Wang Fang, Liu Chang, Jia Xiuhua, Liu Xiangju, Xu Yinglei, Yan Shengli, Jia Xuewen, Huang Zuzhou, Liu Shiguo, Gu Maosheng
Prenatal Diagnosis Center, The Affiliated Hospital of Qingdao University, Qingdao, Shandong 266003, China; Department of Endocrinology and Metabolism, The Affiliated Hospital of Qingdao University, Qingdao, Shandong 266003, China.
Department of Endocrinology and Metabolism, The Affiliated Hospital of Qingdao University, Qingdao, Shandong 266003, China.
Clin Chim Acta. 2017 Jul;470:36-41. doi: 10.1016/j.cca.2017.04.020. Epub 2017 Apr 25.
The abnormal expression of certain transcription factors (NKX2.1, FOXE1, NKX2.5, and PAX8) and thyroid stimulating hormone receptor (TSHR) genes has been associated with athyreosis, which is a form of thyroid dysgenesis (TD). We aimed to identify candidate gene mutations in CH patients with athyreosis and to establish the genotype-phenotype correlations in a Chinese population.
The exons and flanking sequences of NKX2.1, FOXE1, NKX2.5, PAX8, and TSHR were screened by next-generation sequencing and further confirmed by direct Sanger sequencing. The mutation frequencies were calculated and compared against databases. The relationship between genotype and phenotype was also determined.
Seven variants were detected in TSHR-p.P52T, p.G132R, p.M164K, p.R450H, p.C700E, p.A522V, and p.R528S. The p. G132R, p. M164K and p. R528S variants were first identified in public databases. Five variants (p.G44D, p.G360V, p.R401Q, p.L418I, and p.E453Q) were found in NKX2.1 and one variant (p.P243T) was detected in FOXE1. In addition, one variant (p.N291I) was found in NKX2.5 and two variants (p.A355V and c.-26G>A) were detected in PAX8.
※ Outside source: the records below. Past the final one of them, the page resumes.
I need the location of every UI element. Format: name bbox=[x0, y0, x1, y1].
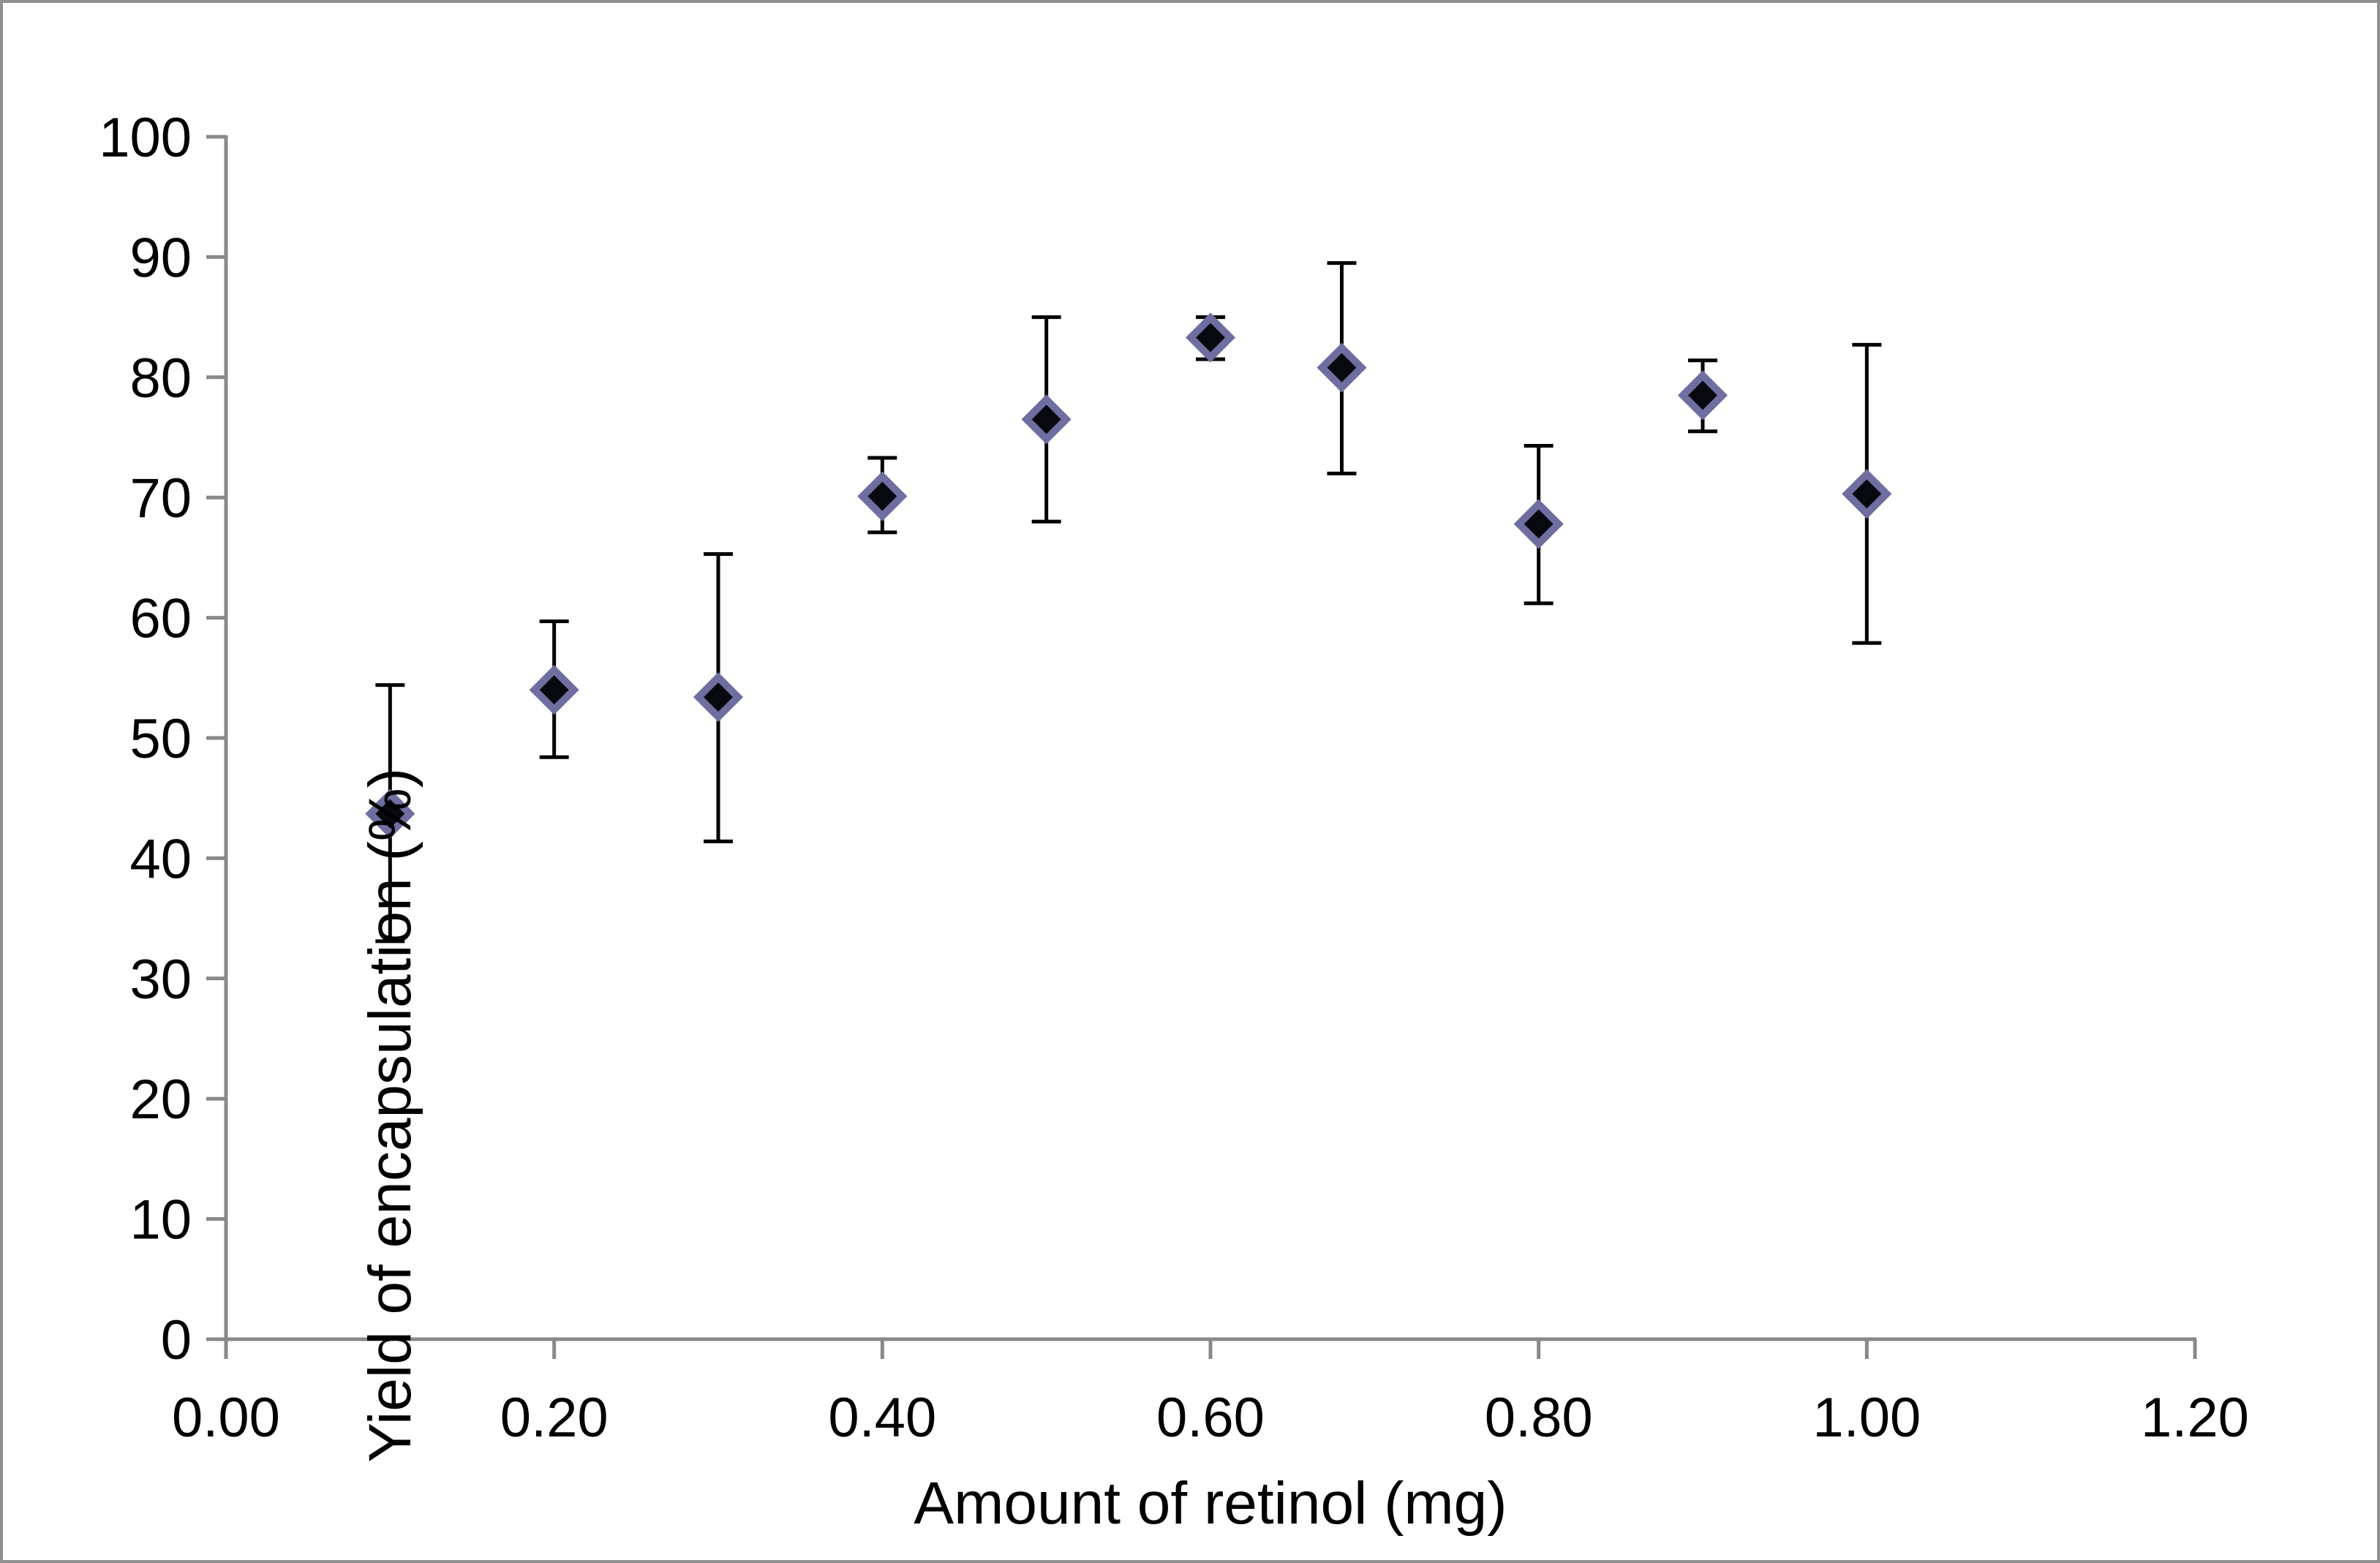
marker-diamond bbox=[857, 471, 908, 521]
y-tick-label: 20 bbox=[129, 1069, 192, 1131]
y-axis-title: Yield of encapsulation (%) bbox=[356, 768, 423, 1463]
y-tick-label: 30 bbox=[129, 949, 192, 1011]
x-tick-label: 0.40 bbox=[828, 1387, 936, 1449]
marker-diamond bbox=[1842, 469, 1892, 519]
x-axis-title: Amount of retinol (mg) bbox=[914, 1470, 1507, 1537]
marker-diamond bbox=[529, 665, 579, 715]
y-tick-label: 100 bbox=[99, 107, 192, 169]
x-tick-label: 0.00 bbox=[172, 1387, 280, 1449]
x-tick-label: 0.60 bbox=[1156, 1387, 1265, 1449]
y-tick-label: 70 bbox=[129, 467, 192, 530]
scatter-plot: 0 10 20 30 40 50 60 70 80 90 100 0.00 0.20 0.40 0.60 0.… bbox=[99, 107, 2249, 1449]
x-tick-label: 0.80 bbox=[1485, 1387, 1593, 1449]
y-tick-label: 80 bbox=[129, 347, 192, 410]
y-tick-label: 10 bbox=[129, 1189, 192, 1251]
y-tick-label: 50 bbox=[129, 708, 192, 770]
x-tick-label: 1.20 bbox=[2141, 1387, 2249, 1449]
marker-diamond bbox=[1513, 499, 1564, 549]
x-tick-label: 0.20 bbox=[500, 1387, 609, 1449]
marker-diamond bbox=[365, 788, 415, 839]
y-tick-label: 0 bbox=[161, 1309, 192, 1371]
marker-diamond bbox=[1317, 342, 1367, 393]
marker-diamond bbox=[1021, 394, 1072, 445]
marker-diamond bbox=[1677, 370, 1728, 421]
y-tick-label: 60 bbox=[129, 588, 192, 650]
x-tick-label: 1.00 bbox=[1812, 1387, 1921, 1449]
marker-diamond bbox=[693, 672, 744, 723]
y-tick-label: 40 bbox=[129, 828, 192, 890]
marker-diamond bbox=[1185, 312, 1236, 363]
y-tick-label: 90 bbox=[129, 227, 192, 289]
Our study indicated that TSHR mutations have phenotypic variability and has further expanded the mutation spectrum of TSHR. We also revealed that the rate of NKX2.1, FOXE1, NKX2.5, and PAX8 mutations were low in patients with CH and athyreosis, in contrast to the higher rate of TSHR mutations.
某些转录因子(NKX2.1、FOXE1、NKX2.5和PAX8)以及促甲状腺激素受体(TSHR)基因的异常表达与甲状腺缺如有关,甲状腺缺如是甲状腺发育不全(TD)的一种形式。我们旨在鉴定先天性甲状腺功能减退(CH)合并甲状腺缺如患者的候选基因突变,并在中国人群中建立基因型与表型的相关性。
采用二代测序技术对NKX2.1、FOXE1、NKX2.5、PAX8和TSHR的外显子及侧翼序列进行筛选,并通过直接桑格测序进一步确认。计算突变频率并与数据库进行比较。同时确定基因型与表型之间的关系。
在TSHR中检测到7个变异,分别为p.P52T、p.G132R、p.M164K、p.R450H、p.C700E、p.A522V和p.R528S。p.G132R、p.M164K和p.R528S变异首次在公共数据库中被鉴定。在NKX2.1中发现5个变异(p.G44D、p.G360V、p.R401Q、p.L418I和p.E453Q),在FOXE1中检测到1个变异(p.P243T)。此外,在NKX2.5中发现1个变异(p.N291I),在PAX8中检测到2个变异(p.A355V和c.-26G>A)。
我们的研究表明TSHR突变具有表型变异性,并进一步扩展了TSHR的突变谱。我们还发现,与TSHR较高的突变率相比,CH合并甲状腺缺如患者中NKX2.1、FOXE1、NKX2.5和PAX8的突变率较低。